If that's the case, the solution that you propose should help. If you want to contribute a patch, feel free to do so - we'll be grateful to accept that!
from crawlee.
@janbuchar here is the patch 🥂
Thank you very much! I assumed you'd open a pull request so that we 1. see if it passes tests and 2. can discuss it better. Also, if we accept that PR, you'll be listed as a contributor 🙂 Care to do that?
from crawlee.
Also please don't update changelogs, they are generated.
from crawlee.
good to know, will adjust — the contribution document implies that it should be done manually 😅
Ah, it's great that somebody actually reads those 😁 We'll update it!
from crawlee.
Do I understand correctly that the problem is that the sitemap content type is not detected correctly because the extension is followed by a query string?
You are correct!
If that's the case, the solution that you propose should help. If you want to contribute a patch, feel free to do so - we'll be grateful to accept that!

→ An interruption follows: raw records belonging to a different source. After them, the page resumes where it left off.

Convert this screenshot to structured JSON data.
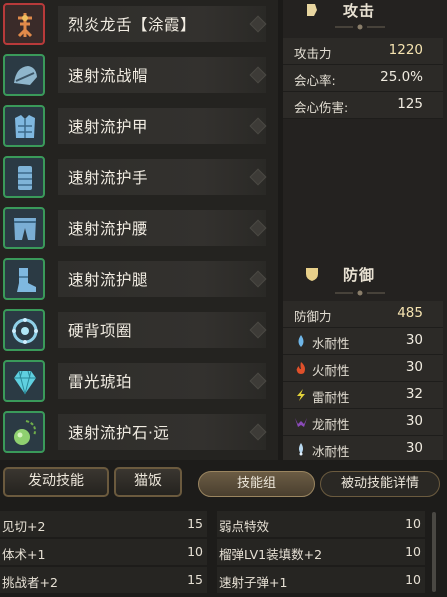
{
  "equipment": [
    {
      "name": "烈炎龙舌【涂霞】",
      "icon": "weapon-icon",
      "frame": "#b83a3a"
    },
    {
      "name": "速射流战帽",
      "icon": "helmet-icon",
      "frame": "#3a9a5a"
    },
    {
      "name": "速射流护甲",
      "icon": "chest-armor-icon",
      "frame": "#3a9a5a"
    },
    {
      "name": "速射流护手",
      "icon": "gauntlet-icon",
      "frame": "#3a9a5a"
    },
    {
      "name": "速射流护腰",
      "icon": "waist-armor-icon",
      "frame": "#3a9a5a"
    },
    {
      "name": "速射流护腿",
      "icon": "leg-armor-icon",
      "frame": "#3a9a5a"
    },
    {
      "name": "硬背项圈",
      "icon": "collar-icon",
      "frame": "#3a9a5a"
    },
    {
      "name": "雷光琥珀",
      "icon": "gem-icon",
      "frame": "#3a9a5a"
    },
    {
      "name": "速射流护石·远",
      "icon": "charm-icon",
      "frame": "#3a9a5a"
    }
  ],
  "attack": {
    "title": "攻击",
    "rows": [
      {
        "label": "攻击力",
        "value": "1220"
      },
      {
        "label": "会心率:",
        "value": "25.0%"
      },
      {
        "label": "会心伤害:",
        "value": "125"
      }
    ]
  },
  "defense": {
    "title": "防御",
    "defense_label": "防御力",
    "defense_value": "485",
    "resistances": [
      {
        "label": "水耐性",
        "value": "30",
        "icon": "water-icon",
        "color": "#6fb6e8"
      },
      {
        "label": "火耐性",
        "value": "30",
        "icon": "fire-icon",
        "color": "#e0502a"
      },
      {
        "label": "雷耐性",
        "value": "32",
        "icon": "thunder-icon",
        "color": "#e3d23a"
      },
      {
        "label": "龙耐性",
        "value": "30",
        "icon": "dragon-icon",
        "color": "#8a4ab8"
      },
      {
        "label": "冰耐性",
        "value": "30",
        "icon": "ice-icon",
        "color": "#b8d8f0"
      }
    ]
  },
  "tabs": {
    "active_skills": "发动技能",
    "food": "猫饭",
    "skill_group": "技能组",
    "passive_details": "被动技能详情"
  },
  "skills": {
    "left": [
      {
        "name": "见切+2",
        "level": "15"
      },
      {
        "name": "体术+1",
        "level": "10"
      },
      {
        "name": "挑战者+2",
        "level": "15"
      }
    ],
    "right": [
      {
        "name": "弱点特效",
        "level": "10"
      },
      {
        "name": "榴弹LV1装填数+2",
        "level": "10"
      },
      {
        "name": "速射子弹+1",
        "level": "10"
      }
    ]
  }
}
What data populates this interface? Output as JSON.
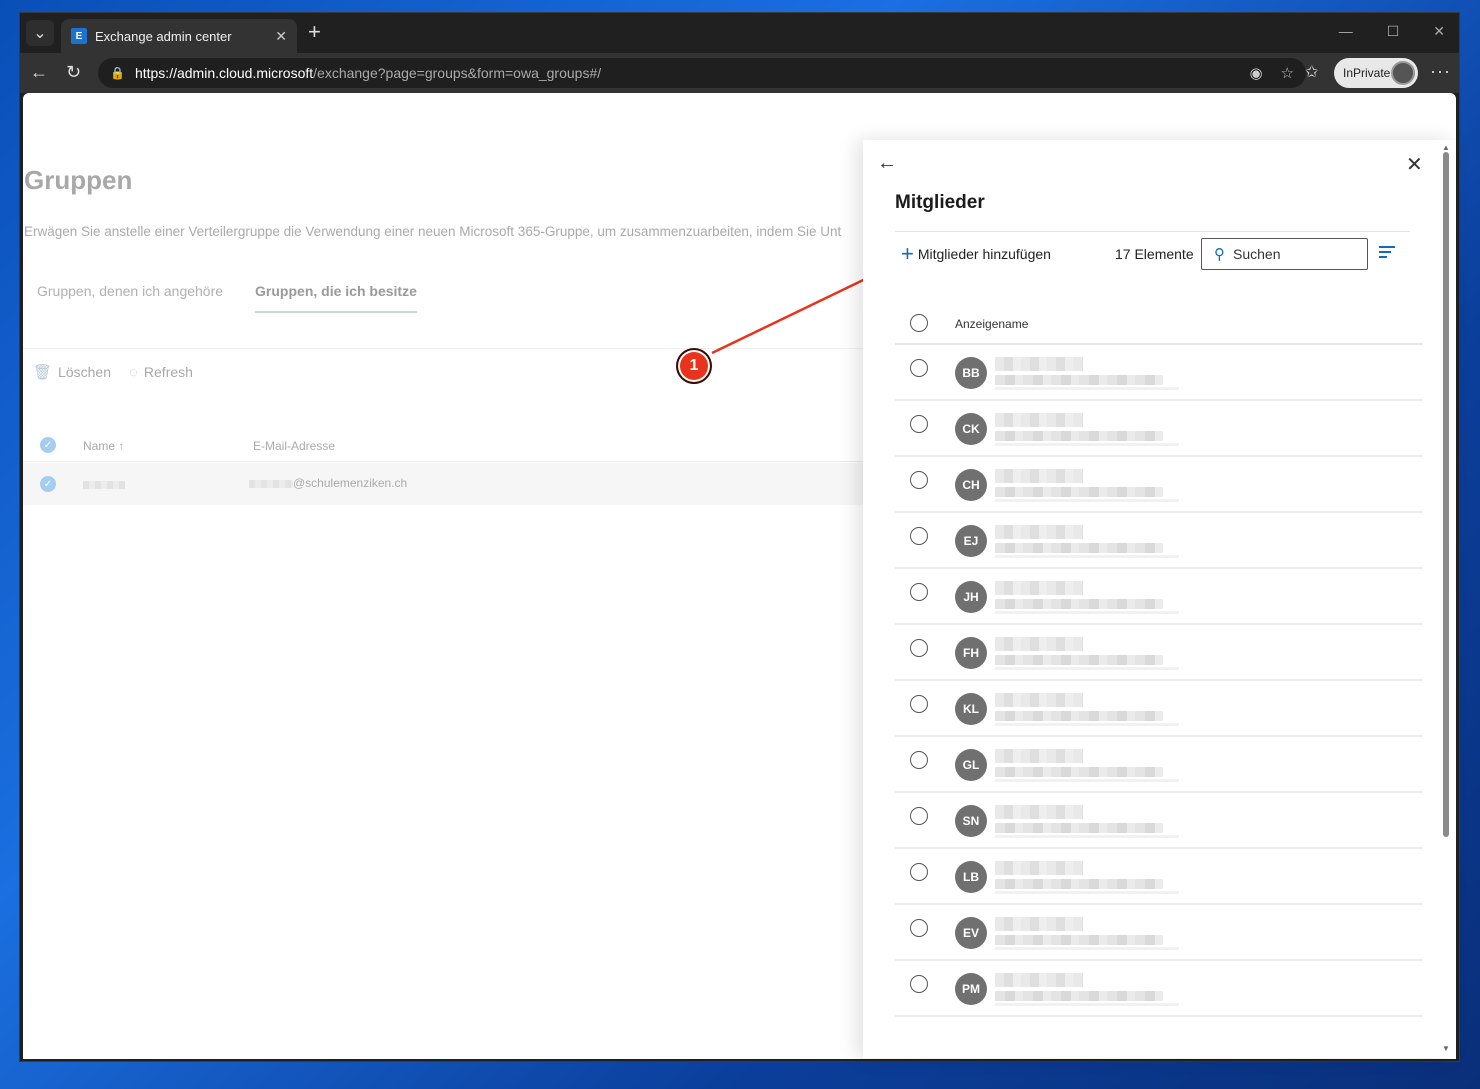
{
  "browser": {
    "tab_title": "Exchange admin center",
    "tab_icon": "E",
    "url_host": "https://admin.cloud.microsoft",
    "url_path": "/exchange?page=groups&form=owa_groups#/",
    "inprivate_label": "InPrivate"
  },
  "page": {
    "title": "Gruppen",
    "description": "Erwägen Sie anstelle einer Verteilergruppe die Verwendung einer neuen Microsoft 365-Gruppe, um zusammenzuarbeiten, indem Sie Unt",
    "tabs": [
      {
        "label": "Gruppen, denen ich angehöre",
        "active": false
      },
      {
        "label": "Gruppen, die ich besitze",
        "active": true
      }
    ],
    "commands": {
      "delete_label": "Löschen",
      "refresh_label": "Refresh"
    },
    "columns": {
      "name": "Name ↑",
      "email": "E-Mail-Adresse"
    },
    "row": {
      "email_suffix": "@schulemenziken.ch"
    }
  },
  "annotation": {
    "step": "1",
    "color": "#e8341c"
  },
  "panel": {
    "title": "Mitglieder",
    "add_label": "Mitglieder hinzufügen",
    "count_label": "17 Elemente",
    "search_placeholder": "Suchen",
    "column_label": "Anzeigename",
    "members": [
      {
        "initials": "BB"
      },
      {
        "initials": "CK"
      },
      {
        "initials": "CH"
      },
      {
        "initials": "EJ"
      },
      {
        "initials": "JH"
      },
      {
        "initials": "FH"
      },
      {
        "initials": "KL"
      },
      {
        "initials": "GL"
      },
      {
        "initials": "SN"
      },
      {
        "initials": "LB"
      },
      {
        "initials": "EV"
      },
      {
        "initials": "PM"
      }
    ]
  }
}
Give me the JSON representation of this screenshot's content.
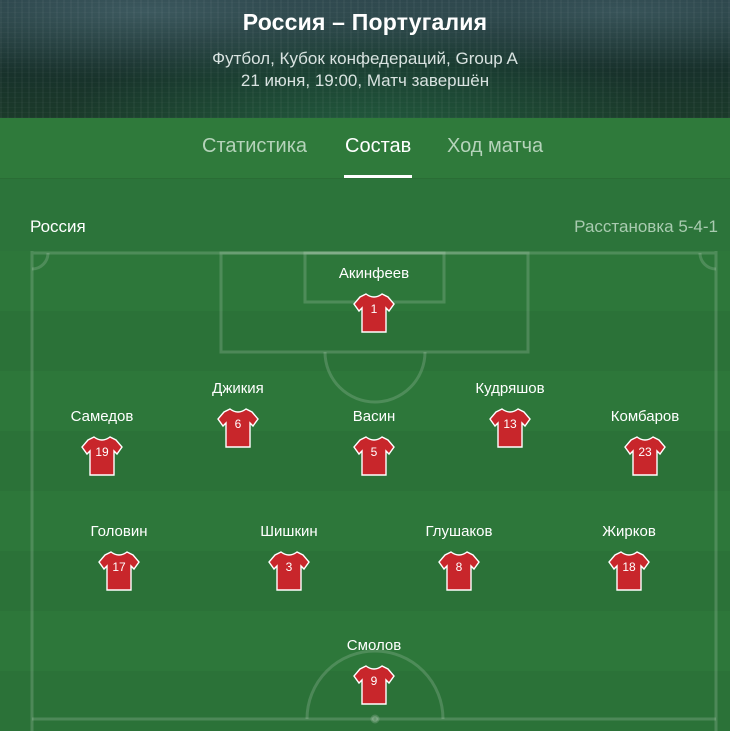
{
  "header": {
    "title": "Россия – Португалия",
    "competition": "Футбол, Кубок конфедераций, Group A",
    "datetime_status": "21 июня, 19:00, Матч завершён"
  },
  "tabs": [
    {
      "label": "Статистика",
      "active": false
    },
    {
      "label": "Состав",
      "active": true
    },
    {
      "label": "Ход матча",
      "active": false
    }
  ],
  "lineup": {
    "team": "Россия",
    "formation": "Расстановка 5-4-1",
    "shirt_color": "#c8262b",
    "players": [
      {
        "name": "Акинфеев",
        "number": "1"
      },
      {
        "name": "Джикия",
        "number": "6"
      },
      {
        "name": "Кудряшов",
        "number": "13"
      },
      {
        "name": "Самедов",
        "number": "19"
      },
      {
        "name": "Васин",
        "number": "5"
      },
      {
        "name": "Комбаров",
        "number": "23"
      },
      {
        "name": "Головин",
        "number": "17"
      },
      {
        "name": "Шишкин",
        "number": "3"
      },
      {
        "name": "Глушаков",
        "number": "8"
      },
      {
        "name": "Жирков",
        "number": "18"
      },
      {
        "name": "Смолов",
        "number": "9"
      }
    ]
  },
  "icons": {
    "shirt": "jersey-icon"
  }
}
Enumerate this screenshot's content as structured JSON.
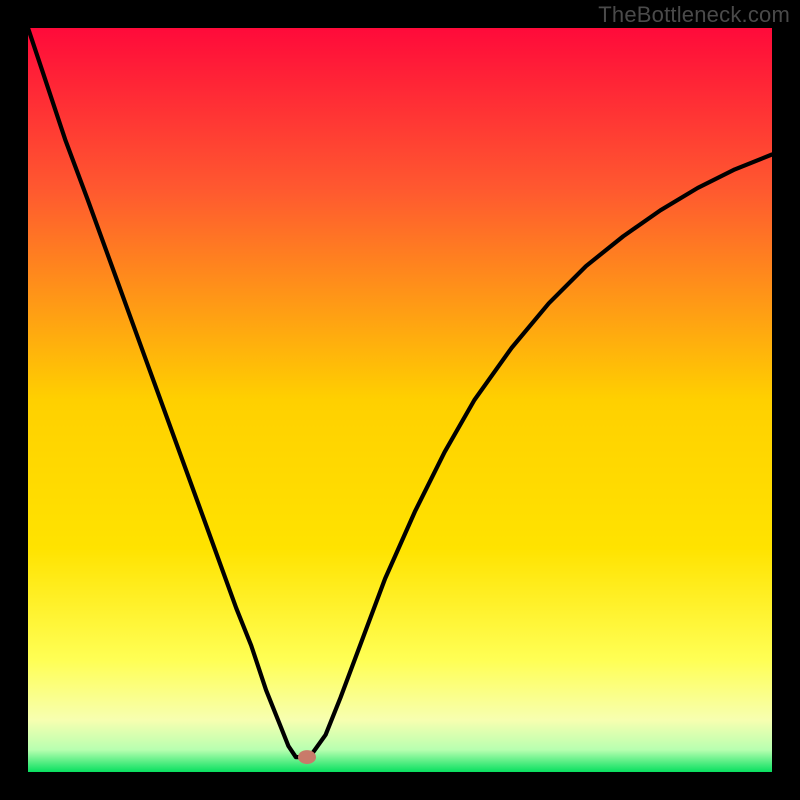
{
  "watermark": "TheBottleneck.com",
  "chart_data": {
    "type": "line",
    "title": "",
    "xlabel": "",
    "ylabel": "",
    "xlim": [
      0,
      100
    ],
    "ylim": [
      0,
      100
    ],
    "x": [
      0,
      2,
      5,
      8,
      12,
      16,
      20,
      24,
      28,
      30,
      32,
      34,
      35,
      36,
      37,
      38,
      40,
      42,
      45,
      48,
      52,
      56,
      60,
      65,
      70,
      75,
      80,
      85,
      90,
      95,
      100
    ],
    "values": [
      100,
      94,
      85,
      77,
      66,
      55,
      44,
      33,
      22,
      17,
      11,
      6,
      3.5,
      2,
      2,
      2.2,
      5,
      10,
      18,
      26,
      35,
      43,
      50,
      57,
      63,
      68,
      72,
      75.5,
      78.5,
      81,
      83
    ],
    "marker": {
      "x": 37.5,
      "y": 2
    }
  },
  "colors": {
    "top": "#ff0a3a",
    "mid1": "#ff6a2a",
    "mid2": "#ffd000",
    "mid3": "#ffff55",
    "mid4": "#f7ffb0",
    "bottom": "#08e060",
    "curve": "#000000",
    "marker": "#c97a6a"
  }
}
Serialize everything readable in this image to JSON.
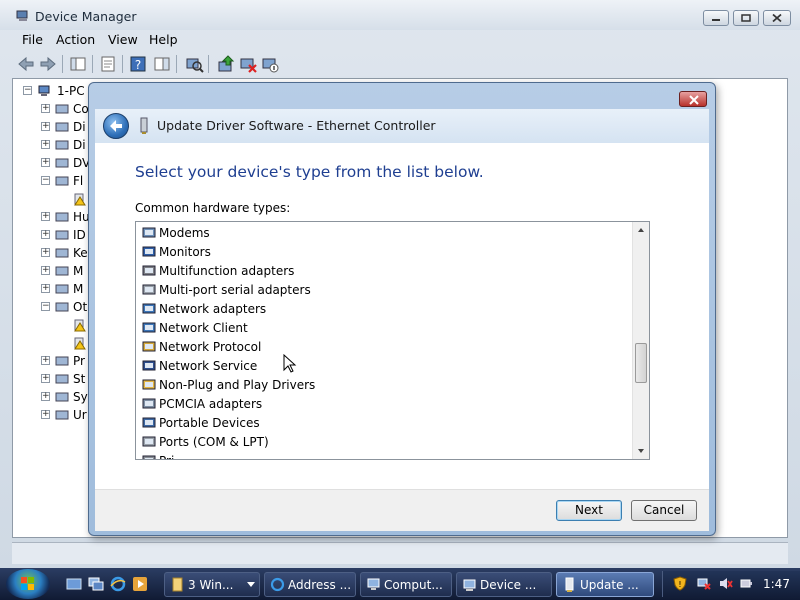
{
  "device_manager": {
    "title": "Device Manager",
    "menu": [
      "File",
      "Action",
      "View",
      "Help"
    ],
    "tree": {
      "root": "1-PC",
      "items": [
        {
          "label": "Co",
          "expander": "+"
        },
        {
          "label": "Di",
          "expander": "+"
        },
        {
          "label": "Di",
          "expander": "+"
        },
        {
          "label": "DV",
          "expander": "+"
        },
        {
          "label": "Fl",
          "expander": "−"
        },
        {
          "label": "",
          "expander": ""
        },
        {
          "label": "Hu",
          "expander": "+"
        },
        {
          "label": "ID",
          "expander": "+"
        },
        {
          "label": "Ke",
          "expander": "+"
        },
        {
          "label": "M",
          "expander": "+"
        },
        {
          "label": "M",
          "expander": "+"
        },
        {
          "label": "Ot",
          "expander": "−"
        },
        {
          "label": "",
          "expander": ""
        },
        {
          "label": "",
          "expander": ""
        },
        {
          "label": "Pr",
          "expander": "+"
        },
        {
          "label": "St",
          "expander": "+"
        },
        {
          "label": "Sy",
          "expander": "+"
        },
        {
          "label": "Ur",
          "expander": "+"
        }
      ]
    }
  },
  "dialog": {
    "title": "Update Driver Software - Ethernet Controller",
    "heading": "Select your device's type from the list below.",
    "list_label": "Common hardware types:",
    "items": [
      {
        "label": "Modems",
        "icon": "modem-icon"
      },
      {
        "label": "Monitors",
        "icon": "monitor-icon"
      },
      {
        "label": "Multifunction adapters",
        "icon": "multifunction-adapter-icon"
      },
      {
        "label": "Multi-port serial adapters",
        "icon": "serial-adapter-icon"
      },
      {
        "label": "Network adapters",
        "icon": "network-adapter-icon"
      },
      {
        "label": "Network Client",
        "icon": "network-client-icon"
      },
      {
        "label": "Network Protocol",
        "icon": "network-protocol-icon"
      },
      {
        "label": "Network Service",
        "icon": "network-service-icon"
      },
      {
        "label": "Non-Plug and Play Drivers",
        "icon": "non-pnp-driver-icon"
      },
      {
        "label": "PCMCIA adapters",
        "icon": "pcmcia-adapter-icon"
      },
      {
        "label": "Portable Devices",
        "icon": "portable-device-icon"
      },
      {
        "label": "Ports (COM & LPT)",
        "icon": "port-icon"
      },
      {
        "label": "Pri",
        "icon": "printer-icon"
      }
    ],
    "buttons": {
      "next": "Next",
      "cancel": "Cancel"
    }
  },
  "taskbar": {
    "buttons": [
      {
        "label": "3 Win...",
        "icon": "folder-icon"
      },
      {
        "label": "Address ...",
        "icon": "ie-icon"
      },
      {
        "label": "Comput...",
        "icon": "computer-icon"
      },
      {
        "label": "Device ...",
        "icon": "device-manager-icon"
      },
      {
        "label": "Update ...",
        "icon": "update-driver-icon"
      }
    ],
    "clock": "1:47"
  }
}
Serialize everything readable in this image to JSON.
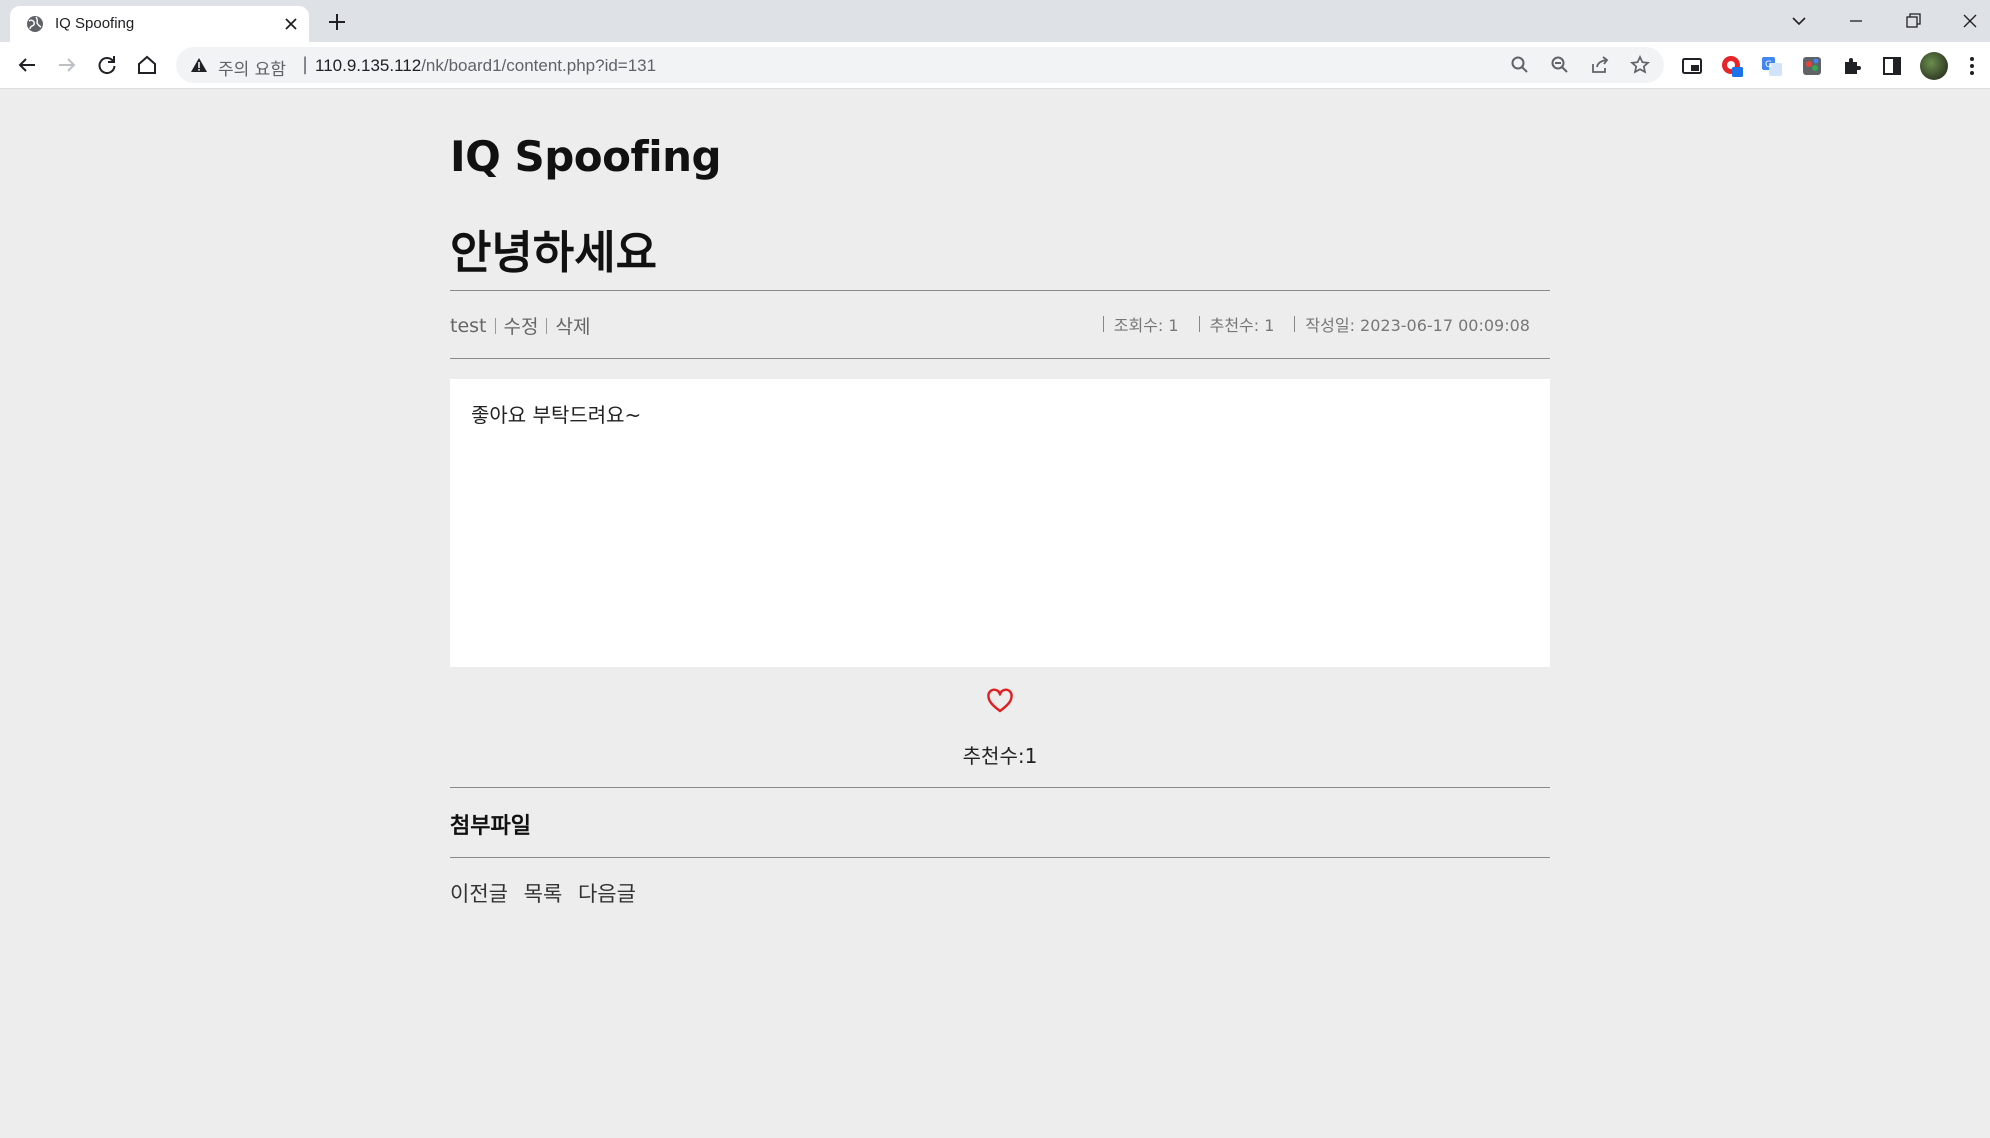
{
  "browser": {
    "tab_title": "IQ Spoofing",
    "security_label": "주의 요함",
    "url_host": "110.9.135.112",
    "url_path": "/nk/board1/content.php?id=131"
  },
  "page": {
    "site_title": "IQ Spoofing",
    "post_title": "안녕하세요",
    "author": "test",
    "edit_label": "수정",
    "delete_label": "삭제",
    "views_label": "조회수: 1",
    "recommends_label": "추천수: 1",
    "date_label": "작성일: 2023-06-17 00:09:08",
    "content": "좋아요 부탁드려요~",
    "like_count_label": "추천수:1",
    "attachment_heading": "첨부파일",
    "nav": {
      "prev": "이전글",
      "list": "목록",
      "next": "다음글"
    }
  },
  "colors": {
    "page_bg": "#ededed",
    "content_bg": "#ffffff",
    "heart": "#e02020"
  }
}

Awesome, will submit a patch this week. Thank you for the prompt response!
from crawlee.
@janbuchar here is the patch 🥂
From: Austin <[email protected]>
Date: Thu, 18 Apr 2024 06:59:13 +0000
Subject: [PATCH] fix: malformed sitemap when child loc contains querystrings.
---
packages/utils/CHANGELOG.md | 12 ++++++++++++
packages/utils/src/internals/sitemap.ts | 12 ++++++------
packages/utils/test/sitemap.test.ts | 8 +++++++-
3 files changed, 25 insertions(+), 7 deletions(-)
diff --git a/packages/utils/CHANGELOG.md b/packages/utils/CHANGELOG.md
index 70181f66..dd1ec681 100644
--- a/packages/utils/CHANGELOG.md
+++ b/packages/utils/CHANGELOG.md
@@ -3,6 +3,18 @@
All notable changes to this project will be documented in this file.
See [Conventional Commits](https://conventionalcommits.org) for commit guidelines.
+
+## [3.9.3](https://github.com/apify/crawlee/compare/v3.9.2...v3.9.3) (2024-04-18)
+
+
+### Features
+
+* **sitemap:** Support for querystrings in sitemap child urls. ([#2420](https://github.com/apify/crawlee/issues/2420))
+
+
+
+
+
## [3.9.2](https://github.com/apify/crawlee/compare/v3.9.1...v3.9.2) (2024-04-17)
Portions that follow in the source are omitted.